The headline KW p = 9.24 × 10⁻¹⁸ on pooled CQS-craft is in §1.


MIXED_EFFECTS.md

Written by analysis_addendum.py. Sections:

  • M0 (cqs ~ C(preamble)) — baseline mixed-effects, no tier term.
  • M1 (cqs ~ C(preamble) + C(tier)) — tier main effect.
  • M2 (cqs ~ C(preamble) * C(tier)) — full model with preamble × tier interaction. The β / SE / z / p / 95%-CI per coefficient is the table cited in CONCLUSIONS.md.
  • ΔlogLik between successive models (descriptive).
  • ML refit for principled fixed-effect LRT.
  • Per-tier stratified fits (back-compat; superseded by M2).

See statistical methods.


WEIGHT_SENSITIVITY.md

Per-condition CQS mean and KW p across 7 alternative weight schemes for the (idiom, comment, hygiene) components. Shows that the headline does not depend on the pre-registered 0.45 / 0.45 / 0.10 choice — all 7 schemes return KW p ≤ 2.4 × 10⁻¹⁰. Written by analysis_addendum.py.

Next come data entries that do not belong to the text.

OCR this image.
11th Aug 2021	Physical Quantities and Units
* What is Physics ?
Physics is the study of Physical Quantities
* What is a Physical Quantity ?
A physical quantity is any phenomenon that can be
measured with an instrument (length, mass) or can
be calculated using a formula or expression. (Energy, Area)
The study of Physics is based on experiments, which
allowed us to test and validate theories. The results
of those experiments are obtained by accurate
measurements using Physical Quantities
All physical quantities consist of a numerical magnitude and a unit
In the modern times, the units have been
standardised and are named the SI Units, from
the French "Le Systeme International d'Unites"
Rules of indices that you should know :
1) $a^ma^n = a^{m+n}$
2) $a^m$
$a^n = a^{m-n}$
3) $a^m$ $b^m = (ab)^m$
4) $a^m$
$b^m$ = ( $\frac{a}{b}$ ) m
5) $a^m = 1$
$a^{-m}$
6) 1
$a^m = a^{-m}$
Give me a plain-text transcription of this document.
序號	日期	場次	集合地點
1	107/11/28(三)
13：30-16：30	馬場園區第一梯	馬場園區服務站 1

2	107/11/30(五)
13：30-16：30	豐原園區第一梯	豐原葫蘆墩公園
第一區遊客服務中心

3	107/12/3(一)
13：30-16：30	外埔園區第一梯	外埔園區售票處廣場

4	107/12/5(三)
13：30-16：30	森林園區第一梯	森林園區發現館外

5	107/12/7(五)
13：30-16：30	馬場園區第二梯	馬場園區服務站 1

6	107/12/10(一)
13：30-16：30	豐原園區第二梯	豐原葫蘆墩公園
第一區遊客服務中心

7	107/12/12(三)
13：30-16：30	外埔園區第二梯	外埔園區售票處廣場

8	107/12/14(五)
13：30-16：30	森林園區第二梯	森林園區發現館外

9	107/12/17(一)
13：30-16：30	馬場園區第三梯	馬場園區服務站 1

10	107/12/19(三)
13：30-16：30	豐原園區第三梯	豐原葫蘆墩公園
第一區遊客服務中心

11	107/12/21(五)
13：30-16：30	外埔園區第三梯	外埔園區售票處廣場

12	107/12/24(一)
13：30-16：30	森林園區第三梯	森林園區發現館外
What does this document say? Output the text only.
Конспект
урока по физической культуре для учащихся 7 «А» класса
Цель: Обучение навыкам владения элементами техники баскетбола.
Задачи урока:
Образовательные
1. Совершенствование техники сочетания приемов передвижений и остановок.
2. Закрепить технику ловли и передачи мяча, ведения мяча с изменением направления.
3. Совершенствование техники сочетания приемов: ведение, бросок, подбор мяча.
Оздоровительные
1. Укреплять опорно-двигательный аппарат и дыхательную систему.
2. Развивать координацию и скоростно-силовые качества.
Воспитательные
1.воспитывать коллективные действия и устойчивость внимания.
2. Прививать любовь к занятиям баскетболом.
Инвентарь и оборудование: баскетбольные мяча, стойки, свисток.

confound_probe_results/REPORT.md

The post-hoc probe report. Three probes (probe_A_nonrubric_expert, probe_B_bare_rubric, probe_C_antirubric_expert) plus a none_control, all on task_expr_parser, all 10 subject models, full 10-judge cross-panel.

Sections:

  1. CQS-craft per probe vs reference conditions — per-probe mean + 95% CI + Δ vs main-run none.
  2. Significance — Mann-Whitney U vs main-run none — U statistic and two-sided p per probe.
  3. Per-dimension severity — 9 always-on rubric dims × (4 reference cells + 4 probe cells). Reference cells are sliced from the main-run results on the same task.
  4. Discrimination verdict — recovery-ratio interpretation. Probes A and C drop CQS by ~0.15 vs none (p ≈ 0.0001); probe B is statistically indistinguishable from none. This is the source of the attention-allocation reading.

confound_probe_results/ also contains generations.jsonl, judgments.jsonl, and sample_cqs.json with the same schemas as above (plus a probe_id field on each row in place of preamble_id).